International football was good once!

Before top-flight football began its inevitable slide towards death, international football used to be a real attraction. The best players would put aside their club rivalries and the sheer pride on their faces when they pulled on their national jersey was a joy to behold.

The last time I remember English players acting as though representing their country was the absolute pinnacle of their career was at World Cup '90 in Italy, when Bobby Robson's side were just a few spot-kicks away from the final, and a likely win against a ghastly Argentina slide.

Since then, apart from a brief glimmer in 1996 when the European Championships were held in England (which may explain the glimmer!), international football has become something of a turn off. Perhaps it's just an English thing, but the problem does seem deeper than that.

England, by rights, should be reaching the semi-finals of the two major tournaments - at the very least. How many other top-20 countries have all but one of their players (the increasingly immobile Beckham) playing in their domestic league? Surely it's none!

But club football has become more important - I now honestly believe a player would rather play in the Champions League knock-out stages than represent his country. A player's wage demands also seem to increase far more if they play in Europe than if they are an international.

Another issue is the transition of football from a sport to sports entertainment. It used to be nearly 100 per cent about what happened on the pitch. Now it's nowhere near that. It's a multi-billion pound industry where fans are just as interested in who is sleeping with who as who is putting the ball in the net.
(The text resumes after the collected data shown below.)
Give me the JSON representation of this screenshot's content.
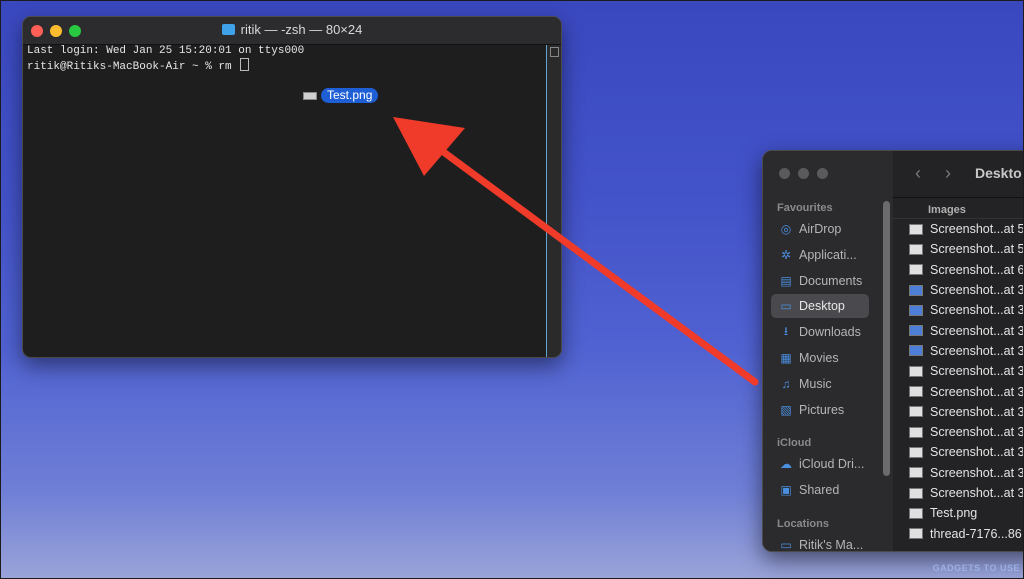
{
  "terminal": {
    "title": "ritik — -zsh — 80×24",
    "lines": [
      "Last login: Wed Jan 25 15:20:01 on ttys000",
      "ritik@Ritiks-MacBook-Air ~ % rm "
    ],
    "drag_label": "Test.png"
  },
  "finder": {
    "title": "Deskto",
    "column_header": "Images",
    "sidebar": {
      "favourites_label": "Favourites",
      "favourites": [
        {
          "label": "AirDrop",
          "icon": "airdrop-icon"
        },
        {
          "label": "Applicati...",
          "icon": "applications-icon"
        },
        {
          "label": "Documents",
          "icon": "document-icon"
        },
        {
          "label": "Desktop",
          "icon": "desktop-icon",
          "selected": true
        },
        {
          "label": "Downloads",
          "icon": "download-icon"
        },
        {
          "label": "Movies",
          "icon": "film-icon"
        },
        {
          "label": "Music",
          "icon": "music-icon"
        },
        {
          "label": "Pictures",
          "icon": "picture-icon"
        }
      ],
      "icloud_label": "iCloud",
      "icloud": [
        {
          "label": "iCloud Dri...",
          "icon": "cloud-icon"
        },
        {
          "label": "Shared",
          "icon": "shared-folder-icon"
        }
      ],
      "locations_label": "Locations",
      "locations": [
        {
          "label": "Ritik's Ma...",
          "icon": "laptop-icon"
        }
      ]
    },
    "files": [
      {
        "name": "Screenshot...at 5",
        "thumb": "light"
      },
      {
        "name": "Screenshot...at 5",
        "thumb": "light"
      },
      {
        "name": "Screenshot...at 6",
        "thumb": "light"
      },
      {
        "name": "Screenshot...at 3",
        "thumb": "blue"
      },
      {
        "name": "Screenshot...at 3",
        "thumb": "blue"
      },
      {
        "name": "Screenshot...at 3",
        "thumb": "blue"
      },
      {
        "name": "Screenshot...at 3",
        "thumb": "blue"
      },
      {
        "name": "Screenshot...at 3",
        "thumb": "light"
      },
      {
        "name": "Screenshot...at 3",
        "thumb": "light"
      },
      {
        "name": "Screenshot...at 3",
        "thumb": "light"
      },
      {
        "name": "Screenshot...at 3",
        "thumb": "light"
      },
      {
        "name": "Screenshot...at 3",
        "thumb": "light"
      },
      {
        "name": "Screenshot...at 3",
        "thumb": "light"
      },
      {
        "name": "Screenshot...at 3",
        "thumb": "light"
      },
      {
        "name": "Test.png",
        "thumb": "light"
      },
      {
        "name": "thread-7176...86",
        "thumb": "light"
      }
    ]
  },
  "watermark": "GADGETS TO USE",
  "colors": {
    "arrow": "#f03a2a",
    "drag_highlight": "#1f5fd6",
    "sidebar_accent": "#4a8fe0"
  }
}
The problem with football as sports entertainment is the hype that goes with it. Managers and players create "characters" in order to get the headlines. They exaggerate their own personality and have fun with it. When they start taking pot-shots at each other, the individual and character get so muddled it must make for some awkward moments come England duty.

And, without wishing to get too political, it's about a decline in standards. When England won the World Cup in 1966, one of the enduring images is of Bobby Moore wiping his muddied hands before shaking hands with the Queen. The players could hold their own in interviews and came across as thoroughly decent human beings. Now look at the current England squad...

So when England line-up against Andorra tomorrow, what will the players be thinking? Will all of them give 100 per cent, at the risk of picking-up an injury? By rights, England should score at least five, but will that happen? Or will they do enough and then take their feet off the gas, in order to keep as fresh as possible for their clubs?

And they wonder why fans are turning away from the games in their droves!